The U.S. News & World Report’s annual “Best Colleges” guide is run by Robert Morse, whose six-person team operates out of a small office building in the Georgetown neighborhood of Washington, D.C. Over the years, Morse’s methodology has steadily evolved, and the ranking system looks a great deal like the Car and Driver methodology. It is heterogeneous. It aims to compare Penn State—a very large, public, land-grant university with a low tuition and an economically diverse student body—with Yeshiva University, a small, expensive, private Jewish university. The system is also comprehensive. Discusses suicide statistics. There’s no direct way to measure the quality of an institution, so the U.S. News algorithm relies instead on proxies for quality—and the proxies for educational quality turn out to be flimsy at best. Describes the reputation score and reputational biases. Mentions Michael Bastedo. Jeffrey Stake, a professor at the Indiana University law school, runs a Web site called the Ranking Game, which demonstrates just how subjective rankings are. There are schools that provide a good legal education at a decent price, and, by choosing not to include tuition as a variable, U.S. News has effectively penalized those schools for trying to provide value for the tuition dollar. The U.S. News ranking turns out to be full of these kinds of implicit ideological choices.

Here is the Ranking Game site run by Jeffrey Stake, mentioned above, where you can learn how ranking works using the applet and ranking law schools.

Ranking schools this way is problematic but even more awful is the ranking of students within schools, by grading and sorting, and the impact of this on children.  The social climate we provide for children is far, far more negative than what was happening 100 years ago.
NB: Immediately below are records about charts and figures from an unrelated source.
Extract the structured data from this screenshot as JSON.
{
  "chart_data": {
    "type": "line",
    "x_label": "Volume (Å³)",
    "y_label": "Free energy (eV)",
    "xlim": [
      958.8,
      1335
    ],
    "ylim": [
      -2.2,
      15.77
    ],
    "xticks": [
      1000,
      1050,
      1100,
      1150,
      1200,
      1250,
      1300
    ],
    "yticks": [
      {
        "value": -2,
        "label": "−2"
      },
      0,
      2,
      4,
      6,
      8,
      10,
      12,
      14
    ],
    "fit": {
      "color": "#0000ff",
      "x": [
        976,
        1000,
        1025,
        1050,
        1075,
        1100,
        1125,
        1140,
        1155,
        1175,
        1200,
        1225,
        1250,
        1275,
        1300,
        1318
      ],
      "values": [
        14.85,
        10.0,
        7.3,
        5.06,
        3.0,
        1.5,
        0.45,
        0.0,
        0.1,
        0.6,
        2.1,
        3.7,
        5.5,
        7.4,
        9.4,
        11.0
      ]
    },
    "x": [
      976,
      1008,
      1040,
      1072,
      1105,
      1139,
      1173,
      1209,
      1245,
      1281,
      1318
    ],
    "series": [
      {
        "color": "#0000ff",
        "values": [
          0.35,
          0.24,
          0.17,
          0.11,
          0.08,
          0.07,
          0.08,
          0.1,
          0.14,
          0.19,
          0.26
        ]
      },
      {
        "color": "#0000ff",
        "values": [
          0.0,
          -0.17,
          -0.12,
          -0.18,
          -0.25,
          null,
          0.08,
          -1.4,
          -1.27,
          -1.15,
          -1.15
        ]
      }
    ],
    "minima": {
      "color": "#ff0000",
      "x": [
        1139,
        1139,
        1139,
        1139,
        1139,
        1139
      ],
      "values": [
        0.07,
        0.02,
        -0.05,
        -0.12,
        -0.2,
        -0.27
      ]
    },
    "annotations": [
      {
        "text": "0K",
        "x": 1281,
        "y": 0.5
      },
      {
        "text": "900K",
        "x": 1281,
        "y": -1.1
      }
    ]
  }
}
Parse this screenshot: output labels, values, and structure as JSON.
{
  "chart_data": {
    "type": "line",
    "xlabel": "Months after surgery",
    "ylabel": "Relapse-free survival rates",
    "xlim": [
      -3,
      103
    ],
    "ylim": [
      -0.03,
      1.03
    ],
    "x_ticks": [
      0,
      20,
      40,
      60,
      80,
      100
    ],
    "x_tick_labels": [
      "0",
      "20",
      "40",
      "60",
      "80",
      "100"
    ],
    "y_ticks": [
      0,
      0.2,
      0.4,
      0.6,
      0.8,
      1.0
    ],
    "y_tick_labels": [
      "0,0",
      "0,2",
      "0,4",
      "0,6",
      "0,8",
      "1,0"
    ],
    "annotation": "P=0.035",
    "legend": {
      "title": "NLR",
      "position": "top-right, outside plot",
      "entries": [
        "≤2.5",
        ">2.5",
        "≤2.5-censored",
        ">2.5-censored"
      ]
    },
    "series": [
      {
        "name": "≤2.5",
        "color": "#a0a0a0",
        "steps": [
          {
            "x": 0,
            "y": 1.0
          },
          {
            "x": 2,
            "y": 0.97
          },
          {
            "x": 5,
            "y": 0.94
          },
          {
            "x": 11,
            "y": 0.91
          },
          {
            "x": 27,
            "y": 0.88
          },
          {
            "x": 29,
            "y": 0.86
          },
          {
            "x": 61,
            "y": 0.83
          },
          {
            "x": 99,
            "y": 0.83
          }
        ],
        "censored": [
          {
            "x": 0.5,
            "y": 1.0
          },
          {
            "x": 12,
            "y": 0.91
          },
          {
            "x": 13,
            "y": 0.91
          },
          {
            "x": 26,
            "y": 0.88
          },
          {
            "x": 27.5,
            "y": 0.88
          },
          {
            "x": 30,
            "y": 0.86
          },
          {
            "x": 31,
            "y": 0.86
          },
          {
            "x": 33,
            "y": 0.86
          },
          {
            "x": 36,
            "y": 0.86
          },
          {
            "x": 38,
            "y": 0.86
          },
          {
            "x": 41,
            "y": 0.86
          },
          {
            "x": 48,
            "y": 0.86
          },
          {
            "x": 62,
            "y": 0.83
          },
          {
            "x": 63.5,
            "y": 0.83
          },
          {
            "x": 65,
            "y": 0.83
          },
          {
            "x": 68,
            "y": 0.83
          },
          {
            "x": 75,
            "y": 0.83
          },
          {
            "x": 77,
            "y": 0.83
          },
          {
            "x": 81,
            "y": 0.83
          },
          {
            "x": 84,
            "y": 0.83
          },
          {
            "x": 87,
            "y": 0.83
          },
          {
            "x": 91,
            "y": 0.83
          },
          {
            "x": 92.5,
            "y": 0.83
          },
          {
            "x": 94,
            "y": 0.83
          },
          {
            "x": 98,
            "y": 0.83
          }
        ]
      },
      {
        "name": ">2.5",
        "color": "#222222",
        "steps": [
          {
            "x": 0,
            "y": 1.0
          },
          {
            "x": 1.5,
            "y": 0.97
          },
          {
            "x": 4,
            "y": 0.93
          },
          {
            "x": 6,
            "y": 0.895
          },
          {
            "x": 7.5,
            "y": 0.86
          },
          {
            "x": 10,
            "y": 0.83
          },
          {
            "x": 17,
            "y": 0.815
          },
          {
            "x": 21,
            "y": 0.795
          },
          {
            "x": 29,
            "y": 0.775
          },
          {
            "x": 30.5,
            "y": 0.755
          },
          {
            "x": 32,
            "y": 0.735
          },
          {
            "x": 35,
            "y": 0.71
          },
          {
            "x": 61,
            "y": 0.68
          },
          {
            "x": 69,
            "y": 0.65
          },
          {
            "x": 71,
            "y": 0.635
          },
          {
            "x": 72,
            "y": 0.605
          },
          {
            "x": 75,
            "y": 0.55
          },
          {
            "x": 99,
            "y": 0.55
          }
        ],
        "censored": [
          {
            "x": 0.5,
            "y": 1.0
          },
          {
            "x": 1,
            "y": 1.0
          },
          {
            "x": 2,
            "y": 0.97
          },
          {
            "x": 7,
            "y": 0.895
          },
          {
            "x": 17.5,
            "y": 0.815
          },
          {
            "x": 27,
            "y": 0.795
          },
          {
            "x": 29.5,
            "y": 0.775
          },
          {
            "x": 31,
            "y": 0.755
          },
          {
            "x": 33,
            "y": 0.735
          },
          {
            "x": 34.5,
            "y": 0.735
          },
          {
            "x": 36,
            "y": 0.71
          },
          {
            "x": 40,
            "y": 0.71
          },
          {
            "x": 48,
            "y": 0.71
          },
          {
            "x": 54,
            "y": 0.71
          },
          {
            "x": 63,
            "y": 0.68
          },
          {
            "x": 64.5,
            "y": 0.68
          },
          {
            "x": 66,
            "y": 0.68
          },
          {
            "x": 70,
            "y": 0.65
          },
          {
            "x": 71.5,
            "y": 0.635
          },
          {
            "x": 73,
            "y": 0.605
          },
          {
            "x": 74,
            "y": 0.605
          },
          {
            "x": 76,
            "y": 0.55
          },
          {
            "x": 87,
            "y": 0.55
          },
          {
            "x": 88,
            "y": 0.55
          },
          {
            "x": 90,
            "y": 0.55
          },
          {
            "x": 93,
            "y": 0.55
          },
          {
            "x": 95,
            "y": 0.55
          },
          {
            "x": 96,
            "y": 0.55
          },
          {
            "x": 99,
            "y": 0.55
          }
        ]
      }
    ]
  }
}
I said it this way about a year ago:
The emphasis on ranking was far less when the public school system was begun.  The majority of people had strong communities and were not vocationally dependent on school rankings to make a life for themselves.  Agriculture and small business provided most of their vocations though schools began to make more and more workers for the industrialized state.  Early on, there was more situational padding for the pernicious effects of ranking on students than there is today when the majority now depend on schools for vocational training.  And efforts to make institutions that thrived within a social structure that has disappeared now concentrate on increased policing and a mistaken attempt to measure learning itself instead of providing a social service.